There is absolutely nothing new in the IFS gender pay gap paper

We all know that, on average if you count all men and women, men take home more money in pay than women. We also know that, on average, people who work sixty hours a week take home more than those who work thirty hours a week. And those in banking and law take home more than those in psychology and education.

The Institute for Fiscal Studies has a paper out today (pdf), which has been widely feted across the press, despite the fact that it simply repackages these facts with barely any extra analysis or information, though they do have some cool charts and graphs. I suspect they didn't tell the media that their data is no better than—and in my view a good deal inferior to the official Office for National Statistics numbers.

In their paper they show that there is indeed a raw gender pay gap, which is reduced substantially by various controls (like hours and having kids). They cut this up and display the data in some pretty cool ways below. But they don't mention that some pretty important facts have been left out of their narrative.

For example: do we think that all young men and women without children choose, on average, the same A-levels choices, degrees, and career paths? I'll answer the question: they don't. In the USA, 95% of the gender pay gap among new graduates is down to subject major choice—some degrees are more lucrative than others.
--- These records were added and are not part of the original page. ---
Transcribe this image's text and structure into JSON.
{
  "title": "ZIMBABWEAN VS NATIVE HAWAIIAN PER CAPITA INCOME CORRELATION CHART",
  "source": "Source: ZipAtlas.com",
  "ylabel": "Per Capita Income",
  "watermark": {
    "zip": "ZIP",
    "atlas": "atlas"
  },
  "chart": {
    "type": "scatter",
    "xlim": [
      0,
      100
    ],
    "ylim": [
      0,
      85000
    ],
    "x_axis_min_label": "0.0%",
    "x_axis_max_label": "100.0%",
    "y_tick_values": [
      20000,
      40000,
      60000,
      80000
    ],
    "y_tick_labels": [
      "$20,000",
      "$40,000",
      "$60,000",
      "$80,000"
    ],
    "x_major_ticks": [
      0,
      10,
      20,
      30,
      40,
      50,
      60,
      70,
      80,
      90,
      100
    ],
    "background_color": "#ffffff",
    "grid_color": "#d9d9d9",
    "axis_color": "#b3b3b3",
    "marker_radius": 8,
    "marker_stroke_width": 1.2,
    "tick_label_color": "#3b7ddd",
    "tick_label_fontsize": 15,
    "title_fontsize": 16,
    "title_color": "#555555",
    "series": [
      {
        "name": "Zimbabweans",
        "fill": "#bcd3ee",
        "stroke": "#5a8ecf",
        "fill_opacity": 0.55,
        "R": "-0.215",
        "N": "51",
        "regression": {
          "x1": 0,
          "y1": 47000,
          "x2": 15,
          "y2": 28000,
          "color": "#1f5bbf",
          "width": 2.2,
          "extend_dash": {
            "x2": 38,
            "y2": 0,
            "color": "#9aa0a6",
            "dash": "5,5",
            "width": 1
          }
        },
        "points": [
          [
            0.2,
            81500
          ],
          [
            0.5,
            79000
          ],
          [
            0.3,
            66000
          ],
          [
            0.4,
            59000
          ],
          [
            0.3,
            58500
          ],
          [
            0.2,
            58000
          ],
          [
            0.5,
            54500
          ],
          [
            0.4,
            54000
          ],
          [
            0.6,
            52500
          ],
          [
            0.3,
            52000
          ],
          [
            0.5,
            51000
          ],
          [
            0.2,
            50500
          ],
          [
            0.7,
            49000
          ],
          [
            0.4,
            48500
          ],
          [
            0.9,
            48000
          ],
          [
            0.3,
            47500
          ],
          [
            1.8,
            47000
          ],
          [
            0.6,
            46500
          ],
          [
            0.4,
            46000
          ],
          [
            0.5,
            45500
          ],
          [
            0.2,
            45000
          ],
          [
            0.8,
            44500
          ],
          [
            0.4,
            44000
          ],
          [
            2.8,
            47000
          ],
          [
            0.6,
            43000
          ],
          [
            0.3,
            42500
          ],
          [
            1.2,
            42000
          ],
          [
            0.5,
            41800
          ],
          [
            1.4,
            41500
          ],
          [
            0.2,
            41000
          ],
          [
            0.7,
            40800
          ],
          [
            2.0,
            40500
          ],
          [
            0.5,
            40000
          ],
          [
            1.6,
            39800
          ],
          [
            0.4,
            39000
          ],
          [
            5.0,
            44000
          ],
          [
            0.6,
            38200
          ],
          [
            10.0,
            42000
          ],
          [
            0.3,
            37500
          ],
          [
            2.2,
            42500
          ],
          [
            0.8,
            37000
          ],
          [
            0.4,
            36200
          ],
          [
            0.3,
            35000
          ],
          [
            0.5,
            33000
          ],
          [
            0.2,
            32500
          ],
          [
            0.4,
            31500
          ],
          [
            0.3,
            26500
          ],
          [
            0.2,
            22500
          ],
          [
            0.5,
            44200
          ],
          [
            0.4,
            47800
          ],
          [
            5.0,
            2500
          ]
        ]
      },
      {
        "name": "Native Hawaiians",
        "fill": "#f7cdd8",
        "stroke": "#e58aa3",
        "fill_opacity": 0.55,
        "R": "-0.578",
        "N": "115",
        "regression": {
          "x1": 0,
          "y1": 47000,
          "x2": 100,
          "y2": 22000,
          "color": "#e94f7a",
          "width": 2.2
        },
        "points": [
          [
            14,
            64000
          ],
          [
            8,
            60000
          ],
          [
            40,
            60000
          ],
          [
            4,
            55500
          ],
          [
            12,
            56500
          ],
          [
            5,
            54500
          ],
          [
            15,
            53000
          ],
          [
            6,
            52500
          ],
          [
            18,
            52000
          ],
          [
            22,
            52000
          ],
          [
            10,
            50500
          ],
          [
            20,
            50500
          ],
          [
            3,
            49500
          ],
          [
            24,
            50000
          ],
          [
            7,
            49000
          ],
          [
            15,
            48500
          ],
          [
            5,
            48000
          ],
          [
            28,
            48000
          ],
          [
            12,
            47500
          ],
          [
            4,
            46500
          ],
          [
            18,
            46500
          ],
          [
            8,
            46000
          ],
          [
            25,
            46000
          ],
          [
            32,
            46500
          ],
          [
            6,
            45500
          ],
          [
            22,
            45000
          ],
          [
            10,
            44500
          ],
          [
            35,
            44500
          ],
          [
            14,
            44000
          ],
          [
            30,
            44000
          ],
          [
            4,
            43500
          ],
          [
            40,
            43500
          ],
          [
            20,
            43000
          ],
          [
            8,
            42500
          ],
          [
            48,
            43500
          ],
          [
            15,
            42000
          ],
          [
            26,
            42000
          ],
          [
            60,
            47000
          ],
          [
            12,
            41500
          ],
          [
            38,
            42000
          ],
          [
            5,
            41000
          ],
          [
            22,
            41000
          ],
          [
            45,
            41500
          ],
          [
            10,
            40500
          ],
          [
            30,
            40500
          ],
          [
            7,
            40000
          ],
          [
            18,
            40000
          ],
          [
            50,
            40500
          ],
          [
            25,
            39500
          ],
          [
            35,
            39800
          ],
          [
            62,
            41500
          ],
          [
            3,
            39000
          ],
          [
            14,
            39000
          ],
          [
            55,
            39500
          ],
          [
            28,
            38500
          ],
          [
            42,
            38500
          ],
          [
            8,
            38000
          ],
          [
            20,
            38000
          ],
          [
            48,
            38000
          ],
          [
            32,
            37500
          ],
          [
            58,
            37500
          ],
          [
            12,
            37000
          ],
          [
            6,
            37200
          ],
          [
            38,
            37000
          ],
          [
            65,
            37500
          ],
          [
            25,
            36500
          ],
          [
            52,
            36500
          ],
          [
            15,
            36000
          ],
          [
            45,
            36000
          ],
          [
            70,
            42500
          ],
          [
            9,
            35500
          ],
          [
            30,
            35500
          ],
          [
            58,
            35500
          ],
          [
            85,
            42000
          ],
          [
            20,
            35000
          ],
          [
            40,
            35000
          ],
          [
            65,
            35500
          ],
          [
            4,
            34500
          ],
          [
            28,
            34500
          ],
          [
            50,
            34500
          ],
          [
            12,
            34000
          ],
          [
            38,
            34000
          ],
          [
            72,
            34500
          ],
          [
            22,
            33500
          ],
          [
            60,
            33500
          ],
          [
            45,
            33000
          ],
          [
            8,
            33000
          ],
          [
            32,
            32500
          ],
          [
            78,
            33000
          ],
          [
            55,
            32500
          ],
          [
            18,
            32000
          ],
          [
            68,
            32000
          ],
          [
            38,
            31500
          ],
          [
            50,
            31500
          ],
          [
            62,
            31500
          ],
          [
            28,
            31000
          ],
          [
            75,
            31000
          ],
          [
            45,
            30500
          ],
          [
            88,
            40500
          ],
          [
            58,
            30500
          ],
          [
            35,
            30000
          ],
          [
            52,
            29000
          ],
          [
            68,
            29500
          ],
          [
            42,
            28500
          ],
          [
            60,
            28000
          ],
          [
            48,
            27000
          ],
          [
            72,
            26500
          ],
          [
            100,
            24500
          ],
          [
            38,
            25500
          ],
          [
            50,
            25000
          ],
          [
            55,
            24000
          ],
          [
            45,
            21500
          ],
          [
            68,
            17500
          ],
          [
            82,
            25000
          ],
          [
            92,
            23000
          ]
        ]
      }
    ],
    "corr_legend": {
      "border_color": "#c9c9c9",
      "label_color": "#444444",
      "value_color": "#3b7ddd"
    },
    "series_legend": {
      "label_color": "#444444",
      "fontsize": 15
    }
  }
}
This, in turn, seems to be because men are more ruthlessly materialistic in major and career choice. And it reflects values men and women express in long, careful studies. Gender difference (whether socially constructed or genetically inborn, or most likely, a bit of both) predicts the world we see much better than discrimination.

When women do go into high earning, competitive fields, they do very well. In fact, one study found that women were more aggressively promoted, and earned more than men, so long as they didn't exit the workforce.

In fact, Harvard economist Claudia Goldin found (pdf) that the gender pay gap only existed in industries where there are increasing returns to hours: where 80 hours a week is worth more than double 40 hours a week, and where flexible hours are impossible for technical reasons. In these fields women were less productive because they chose to have a work-life balance that men avoided (and not just because of kids). Since they were less productive, firms paid them less.

Is this a bad thing. Well, it depends whether you think money and career success are the only important ends in life, and it depends whether you think that men and women have to have (on average) the same paths in life to have equally good paths in life. I don't think it's worse to work thirty flexible hours a week than it is to work six ten-hour days, and I think it would be dystopian to try and make everyone's careers similar.

What we want is equal work for equal pay, and according to our best analyses of the gender pay gap data, that's what we have. Today's IFS paper adds nothing to our understanding.